From Booklist:
Charles Hardway was looking for a respite from caring for his AIDS-stricken lover Randy Carpenter. That's why he was at Toby's bar having a glass of wine. That's why he left early--alone--but it didn't begin to explain why someone beat him to death with a lead pipe. Robbery? Gay bashing? Either way it's murder, and Lieutenant Frank Hastings, co-commander of San Francisco's homicide unit, assigns the case to detective Janet Collier, who discovers that Hardway and Carpenter were blackmailing someone to get AZT, the expensive drug used in AIDS treatment. Carpenter, himself within months of death, reveals their victim to be Harold Best, senatorial candidate and son-in-law of California's leading power broker, James Forster. Hastings and Collier know the trail leads back to Forster, but they can't find the right lead. Wilcox's Hastings series moves to a new, more complex level with this entry.
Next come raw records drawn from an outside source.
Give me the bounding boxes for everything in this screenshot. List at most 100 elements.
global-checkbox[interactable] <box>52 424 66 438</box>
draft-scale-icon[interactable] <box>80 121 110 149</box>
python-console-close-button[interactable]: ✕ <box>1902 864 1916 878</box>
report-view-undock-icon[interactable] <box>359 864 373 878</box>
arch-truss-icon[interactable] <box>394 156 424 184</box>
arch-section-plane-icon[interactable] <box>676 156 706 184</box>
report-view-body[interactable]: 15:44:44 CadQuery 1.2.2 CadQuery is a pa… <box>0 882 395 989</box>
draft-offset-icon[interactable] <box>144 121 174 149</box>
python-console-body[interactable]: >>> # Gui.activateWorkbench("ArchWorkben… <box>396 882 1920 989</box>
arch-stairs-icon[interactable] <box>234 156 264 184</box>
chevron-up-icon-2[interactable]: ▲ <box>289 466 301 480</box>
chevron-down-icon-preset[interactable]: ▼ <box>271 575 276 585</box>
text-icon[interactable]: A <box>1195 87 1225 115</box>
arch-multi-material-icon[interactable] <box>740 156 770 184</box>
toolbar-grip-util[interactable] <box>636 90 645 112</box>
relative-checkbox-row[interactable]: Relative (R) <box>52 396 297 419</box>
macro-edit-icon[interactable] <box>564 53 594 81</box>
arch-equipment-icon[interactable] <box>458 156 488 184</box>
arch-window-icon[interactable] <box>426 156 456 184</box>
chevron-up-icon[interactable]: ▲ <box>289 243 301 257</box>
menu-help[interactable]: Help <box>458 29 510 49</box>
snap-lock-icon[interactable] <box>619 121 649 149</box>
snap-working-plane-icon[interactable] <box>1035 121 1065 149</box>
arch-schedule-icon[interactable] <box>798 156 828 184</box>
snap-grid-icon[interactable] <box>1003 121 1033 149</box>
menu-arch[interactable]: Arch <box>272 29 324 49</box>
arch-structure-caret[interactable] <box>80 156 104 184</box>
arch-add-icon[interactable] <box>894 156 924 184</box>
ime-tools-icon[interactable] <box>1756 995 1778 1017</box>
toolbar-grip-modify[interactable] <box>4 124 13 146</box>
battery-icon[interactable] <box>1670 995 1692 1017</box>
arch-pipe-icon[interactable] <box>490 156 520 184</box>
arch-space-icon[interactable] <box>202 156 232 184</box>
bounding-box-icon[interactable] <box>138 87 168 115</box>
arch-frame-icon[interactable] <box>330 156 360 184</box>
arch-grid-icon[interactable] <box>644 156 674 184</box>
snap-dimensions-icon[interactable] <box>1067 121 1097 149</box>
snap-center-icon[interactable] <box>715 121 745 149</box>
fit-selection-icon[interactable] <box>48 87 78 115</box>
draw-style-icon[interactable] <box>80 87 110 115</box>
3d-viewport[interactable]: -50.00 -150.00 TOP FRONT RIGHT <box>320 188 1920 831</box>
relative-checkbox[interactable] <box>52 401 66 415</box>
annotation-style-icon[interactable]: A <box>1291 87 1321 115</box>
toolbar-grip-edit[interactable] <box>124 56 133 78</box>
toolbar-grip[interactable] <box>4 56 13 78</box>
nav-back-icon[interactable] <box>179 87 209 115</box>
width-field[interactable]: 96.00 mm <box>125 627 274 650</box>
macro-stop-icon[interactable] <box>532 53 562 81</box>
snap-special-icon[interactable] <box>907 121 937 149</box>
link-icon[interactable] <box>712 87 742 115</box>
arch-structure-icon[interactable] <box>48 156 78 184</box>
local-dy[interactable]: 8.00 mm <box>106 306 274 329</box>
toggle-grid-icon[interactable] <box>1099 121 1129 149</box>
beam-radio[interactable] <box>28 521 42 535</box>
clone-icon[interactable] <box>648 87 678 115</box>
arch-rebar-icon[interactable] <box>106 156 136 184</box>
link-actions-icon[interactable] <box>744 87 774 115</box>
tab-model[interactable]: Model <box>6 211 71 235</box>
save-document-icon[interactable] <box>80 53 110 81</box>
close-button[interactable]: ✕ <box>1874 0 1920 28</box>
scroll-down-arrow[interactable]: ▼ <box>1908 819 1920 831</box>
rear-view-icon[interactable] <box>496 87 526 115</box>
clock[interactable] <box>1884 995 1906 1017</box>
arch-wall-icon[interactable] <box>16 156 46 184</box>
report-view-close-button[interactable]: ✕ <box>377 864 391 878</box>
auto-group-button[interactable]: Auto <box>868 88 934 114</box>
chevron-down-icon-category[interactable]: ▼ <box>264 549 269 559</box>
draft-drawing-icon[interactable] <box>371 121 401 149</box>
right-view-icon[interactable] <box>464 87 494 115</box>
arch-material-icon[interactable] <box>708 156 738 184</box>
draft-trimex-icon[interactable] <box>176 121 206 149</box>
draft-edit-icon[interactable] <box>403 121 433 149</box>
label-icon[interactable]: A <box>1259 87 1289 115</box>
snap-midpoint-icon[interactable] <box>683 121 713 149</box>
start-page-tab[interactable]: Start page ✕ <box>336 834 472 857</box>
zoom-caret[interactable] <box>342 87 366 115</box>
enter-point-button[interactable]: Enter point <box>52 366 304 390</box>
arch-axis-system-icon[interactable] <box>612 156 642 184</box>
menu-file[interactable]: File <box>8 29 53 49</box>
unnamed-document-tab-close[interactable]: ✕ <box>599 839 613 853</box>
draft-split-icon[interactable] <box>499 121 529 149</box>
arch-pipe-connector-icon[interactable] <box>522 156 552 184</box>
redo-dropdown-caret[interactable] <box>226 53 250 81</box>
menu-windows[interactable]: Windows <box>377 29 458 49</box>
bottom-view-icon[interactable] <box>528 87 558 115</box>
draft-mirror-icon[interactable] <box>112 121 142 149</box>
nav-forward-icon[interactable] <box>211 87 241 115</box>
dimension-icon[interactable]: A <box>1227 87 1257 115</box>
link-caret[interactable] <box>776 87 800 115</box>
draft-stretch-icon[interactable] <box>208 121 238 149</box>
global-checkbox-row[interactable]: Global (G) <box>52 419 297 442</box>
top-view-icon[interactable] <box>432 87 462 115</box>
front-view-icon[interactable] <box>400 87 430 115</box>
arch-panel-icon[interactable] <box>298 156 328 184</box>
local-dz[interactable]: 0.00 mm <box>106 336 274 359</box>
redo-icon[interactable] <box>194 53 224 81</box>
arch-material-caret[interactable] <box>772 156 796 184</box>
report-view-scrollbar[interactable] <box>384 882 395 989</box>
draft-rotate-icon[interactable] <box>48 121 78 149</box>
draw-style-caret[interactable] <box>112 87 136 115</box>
Hastings is not just a homicide dick with a human side; he's an intricately drawn character who is struggling with his inability to separate his work from the rest of his life. Very few can compartmentalize their lives, Wilcox seems to be saying, and those who try seem doomed to fail. A haunting novel. Wes Lukowsky
From Publishers Weekly:
Its title notwithstanding, the latest entry in Wilcox's (Switchback) San Francisco-based Lt. Frank Hastings mystery series exhibits little risk and even a few miscalculations. Returning home from a gay bar to his AIDS-stricken lover, Charles Hardaway is fatally beaten. The police suspect random gay-bashing, but readers are aware that Charles's assailant knew his victim. In ensuing convoluted scenes, two cases of blackmail surface, the target of both being a golden-boy senatorial aspirant under the thumb of his shrewd wife and her power-hungry father. Unfortunately, readers know the who, why, where and how of the case not long after the story passes the halfway point, and the tepid conclusion adds no surprises. Annoying overwriting (Wilcox seldom uses a single word or phrase when two or three will do) and intrusive melodramatics ("In the two words... Hastings could hear the echoes of a lifetime lived in the shadow of society's contempt") further mar the plot's development. A subplot involving Hastings's attraction to Janet Collier, a female cop, goes nowhere; and the handling of Collier's relations with her male counterparts is woefully stereotypical.